Vieles geht jetzt schneller, aber nicht vollautomatisch. Noch immer muss man wissen, welche Tools es gibt und wie man sie bedient und die gewünschten Resultate erreicht. Die Arbeit verschwindet nicht, sondern verschiebt sich – eine andere Form von Kreativität und Marketing-Handwerk ist im Umgang mit AI gefragt: gute Ideen, vernetztes Denken, smarte Strategien und ein Talent, Ideen in passende Prompts zu übersetzen, um die AI zu steuern. Der Mensch erdenkt das Konzept, das die AI dann mit Inhalt füllt. Wir werden vom Musiker zum Dirigenten. Und wir müssen sicherstellen, dass AI nicht als Konkurrenz wahrgenommen wird, sondern als ein Werkzeug, das uns hilft, unsere strategischen, technologischen und kreativen Grenzen auszuloten.
Das Beste aus zwei Welten
Die Welt des Marketings ist also im Wandel. Sie war es schon immer und wird es weiter sein. AI spielt dabei eine bedeutende Rolle – bereits schon länger im Hintergrund, jetzt aber sehr aktiv und spürbar transformativ in den kommenden Monaten und Jahren. Mit den richtigen Ansätzen und dem Einsatz von AI können wir das Beste aus beiden Welten, der menschlichen Kreativität und der technologischen Unterstützung erschaffen.
Die Welt des Marketings ist im Wandel. AI spielt dabei eine wichtige Rolle.
Werden Jobs sich verändern? Ja, klar. Wird es gewisse Jobs gar nicht mehr brauchen? Logisch. Oder ist jemand Ihrer Freunde aktuell Lichtputzer, Schwammtaucherin oder Videothekenmitarbeiter von Beruf? Das alles sind Berufe, von denen ich als Gutenachtgeschichten meinen Kindern erzähle. Berufe, die einst ganz normal waren, aber im Laufe des Strukturwandels und der Einführung neuer Technologien (Elektrizität, Plastik, Internet) obsolet wurden. Es sind keine Horrorgeschichten, sondern spannende Episoden über den Erfindergeist der Menschheit und unsere Kreativität und Anpassungsfähigkeit.

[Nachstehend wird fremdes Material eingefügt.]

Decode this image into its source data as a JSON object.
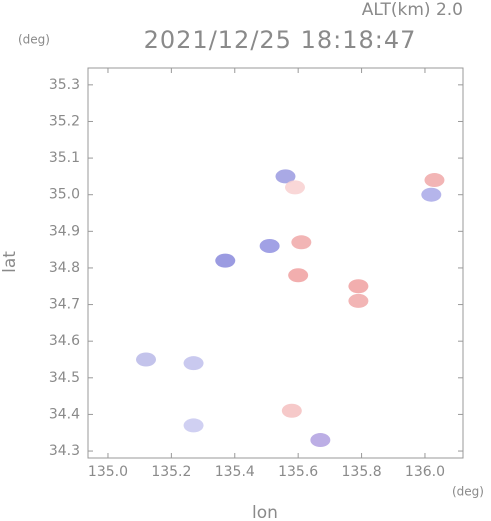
{
  "chart_data": {
    "type": "scatter",
    "title": "2021/12/25 18:18:47",
    "subtitle": "ALT(km) 2.0",
    "x_label": "lon",
    "y_label": "lat",
    "x_unit": "(deg)",
    "y_unit": "(deg)",
    "x": [
      135.27,
      135.12,
      135.27,
      135.56,
      135.37,
      135.51,
      136.02,
      136.03,
      135.58,
      135.79,
      135.79,
      135.6,
      135.61,
      135.59,
      135.67
    ],
    "values": [
      34.37,
      34.55,
      34.54,
      35.05,
      34.82,
      34.86,
      35.0,
      35.04,
      34.41,
      34.75,
      34.71,
      34.78,
      34.87,
      35.02,
      34.33
    ],
    "point_colors": [
      "#c8c8f0",
      "#b8b8e8",
      "#c0c0ec",
      "#9a9ae0",
      "#8a8adc",
      "#9090e0",
      "#a8a8e8",
      "#f0a8a8",
      "#f4c0c0",
      "#f0a0a0",
      "#f0a8a8",
      "#f0a0a0",
      "#f0a8a8",
      "#f8d0d0",
      "#b0a0e0"
    ],
    "xlim": [
      134.937,
      136.12
    ],
    "ylim": [
      34.281,
      35.346
    ],
    "xticks": [
      {
        "value": 135,
        "label": "135.0"
      },
      135.2,
      135.4,
      135.6,
      135.8,
      {
        "value": 136,
        "label": "136.0"
      }
    ],
    "yticks": [
      35.3,
      35.2,
      35.1,
      {
        "value": 35,
        "label": "35.0"
      },
      34.9,
      34.8,
      34.7,
      34.6,
      34.5,
      34.4,
      34.3
    ]
  }
}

Chancen nutzen, Risiken minimieren
Wir müssen aber auch ehrlich mit uns selbst sein. Jede General-Purpose-Technologie bringt einen Umbruch mit sich, und AI ist eine solche Technologie. Mit diesen Technologien gehen Kompromisse einher: Die Vorteile sind nicht gleichmässig verteilt, und einige Vorteile kommen wohl den einen zugute, während andere vorwiegend Nachteile haben.
Die AI-Transformation zeigt in eine aufregende Zukunft, in der wir zusammen Chancen nutzen und Risiken minimieren können. Es ist eine Reise, die wir – erfrischt und gestärkt von Vivi Nova – gemeinsam antreten und die Tür zu einem neuen Zeitalter öffnen. Und was unsere eigenen Denkfähigkeiten betrifft, so sollten wir immer bedenken, dass AI uns unterstützt, aber nicht unser eigenes vernetztes Denken ersetzt.